Prescribing advisers in primary care had the potential to be a powerful force in helping to shape the future direction of health care and the delivery of pharmaceutical care. Moreover, this input needed to be effectively demonstrated not only at local level, but also at national and regional levels, influencing thinking and policy. To achieve this required a strong, co-ordinated professional network, which would help prevent isolation and provide an effective two-way communication channel for sharing ideas and information.
There were already two groups in existence - the Primary Care Pharmacists' Association (PCPA) and the Prescribing Support Pharmacists' Group (PSGP) - and the National Prescribing Centre in collaboration with the Department of Health had developed a national initiative which aimed to define core roles and competencies for this group of professionals. A resource document would be produced and it was hoped that it would be disseminated by April, 2000. Ultimately, competencies would have to be linked to professional standards and accountability. The next logical step, therefore, was to develop standards for practice and link this to CPD requirements.
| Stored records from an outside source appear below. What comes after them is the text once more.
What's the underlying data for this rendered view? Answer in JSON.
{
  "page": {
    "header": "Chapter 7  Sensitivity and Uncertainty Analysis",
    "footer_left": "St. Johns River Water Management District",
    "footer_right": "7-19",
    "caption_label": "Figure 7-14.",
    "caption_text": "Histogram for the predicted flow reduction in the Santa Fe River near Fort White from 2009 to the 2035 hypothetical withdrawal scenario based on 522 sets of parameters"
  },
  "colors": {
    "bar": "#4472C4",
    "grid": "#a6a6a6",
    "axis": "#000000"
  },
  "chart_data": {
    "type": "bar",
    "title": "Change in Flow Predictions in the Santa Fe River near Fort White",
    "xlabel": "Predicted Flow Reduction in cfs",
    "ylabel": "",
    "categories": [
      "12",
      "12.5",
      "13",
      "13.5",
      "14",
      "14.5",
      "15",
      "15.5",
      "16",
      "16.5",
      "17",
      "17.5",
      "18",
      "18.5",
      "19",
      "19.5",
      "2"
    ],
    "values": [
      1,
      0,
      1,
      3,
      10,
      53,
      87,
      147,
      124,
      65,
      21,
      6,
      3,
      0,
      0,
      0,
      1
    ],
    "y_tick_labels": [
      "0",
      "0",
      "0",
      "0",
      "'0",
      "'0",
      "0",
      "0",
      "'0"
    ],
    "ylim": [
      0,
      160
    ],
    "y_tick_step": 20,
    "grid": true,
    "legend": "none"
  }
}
The NPC would be providing significant levels of support to primary care prescribing advisers at HA, PCG and practice levels. This would include personal mailings (eg, Connect newsletter, advertisements for events, ad hoc information) and conference or workshop training both nationally and locally. PCGs would receive corporate mailings (Merec Bulletins, briefings, new drugs monographs, etc) and would have access to the NPC website database.
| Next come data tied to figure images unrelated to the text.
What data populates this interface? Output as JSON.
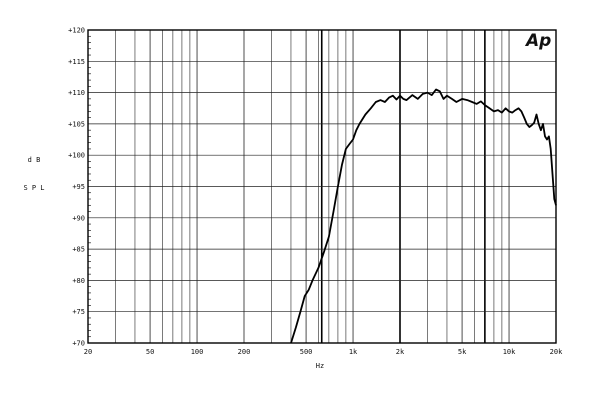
{
  "chart_data": {
    "type": "line",
    "xscale": "log",
    "xlim": [
      20,
      20000
    ],
    "ylim": [
      70,
      120
    ],
    "grid": true,
    "xlabel": "Hz",
    "ylabel_lines": [
      "d B",
      "S P L"
    ],
    "logo": "Ap",
    "x_ticks": [
      {
        "value": 20,
        "label": "20"
      },
      {
        "value": 50,
        "label": "50"
      },
      {
        "value": 100,
        "label": "100"
      },
      {
        "value": 200,
        "label": "200"
      },
      {
        "value": 500,
        "label": "500"
      },
      {
        "value": 1000,
        "label": "1k"
      },
      {
        "value": 2000,
        "label": "2k"
      },
      {
        "value": 5000,
        "label": "5k"
      },
      {
        "value": 10000,
        "label": "10k"
      },
      {
        "value": 20000,
        "label": "20k"
      }
    ],
    "y_ticks": [
      {
        "value": 120,
        "label": "+120"
      },
      {
        "value": 115,
        "label": "+115"
      },
      {
        "value": 110,
        "label": "+110"
      },
      {
        "value": 105,
        "label": "+105"
      },
      {
        "value": 100,
        "label": "+100"
      },
      {
        "value": 95,
        "label": "+95"
      },
      {
        "value": 90,
        "label": "+90"
      },
      {
        "value": 85,
        "label": "+85"
      },
      {
        "value": 80,
        "label": "+80"
      },
      {
        "value": 75,
        "label": "+75"
      },
      {
        "value": 70,
        "label": "+70"
      }
    ],
    "minor_x": [
      30,
      40,
      60,
      70,
      80,
      90,
      300,
      400,
      600,
      700,
      800,
      900,
      3000,
      4000,
      6000,
      7000,
      8000,
      9000
    ],
    "bold_x": [
      630,
      2000,
      7000
    ],
    "series": [
      {
        "x": [
          400,
          430,
          460,
          490,
          520,
          550,
          600,
          650,
          700,
          750,
          800,
          850,
          900,
          950,
          1000,
          1050,
          1100,
          1200,
          1300,
          1400,
          1500,
          1600,
          1700,
          1800,
          1900,
          2000,
          2100,
          2200,
          2400,
          2600,
          2800,
          3000,
          3200,
          3400,
          3600,
          3800,
          4000,
          4300,
          4600,
          5000,
          5400,
          5800,
          6200,
          6600,
          7000,
          7500,
          8000,
          8500,
          9000,
          9500,
          10000,
          10500,
          11000,
          11500,
          12000,
          12500,
          13000,
          13500,
          14000,
          14500,
          15000,
          15500,
          16000,
          16500,
          17000,
          17500,
          18000,
          18500,
          19000,
          19500,
          20000
        ],
        "y": [
          70.0,
          72.5,
          75.0,
          77.5,
          78.5,
          80.0,
          82.0,
          84.5,
          87.0,
          91.0,
          95.0,
          98.5,
          101.0,
          101.8,
          102.5,
          104.0,
          105.0,
          106.5,
          107.5,
          108.5,
          108.8,
          108.5,
          109.2,
          109.5,
          108.9,
          109.5,
          109.0,
          108.8,
          109.6,
          109.0,
          109.8,
          110.0,
          109.6,
          110.5,
          110.2,
          109.0,
          109.5,
          109.0,
          108.5,
          109.0,
          108.8,
          108.5,
          108.2,
          108.6,
          108.0,
          107.5,
          107.0,
          107.2,
          106.8,
          107.5,
          107.0,
          106.8,
          107.2,
          107.5,
          107.0,
          106.0,
          105.0,
          104.5,
          104.8,
          105.2,
          106.5,
          105.0,
          104.0,
          105.0,
          103.0,
          102.5,
          103.0,
          101.0,
          97.0,
          93.0,
          92.0
        ]
      }
    ]
  }
}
To promote professional credibility, there could now be a need for a faculty of pharmaceutical prescribing science and management, Mr Jackson suggested. Comparable to one of the Royal Colleges in medicine, such a faculty could provide a professional focus for national activities, work on maintaining competencies, accredit training and education, identify gaps in training provision and could provide a unified national view to input into policy development.
In conclusion, prescribing advisers needed to develop a strong identity as a new professional group and promote a co-ordinated network. Professional standards, accountability and delivery of high quality services were key issues and urgent thought needed to be given to a new approach to professional evolution, Mr Jackson said.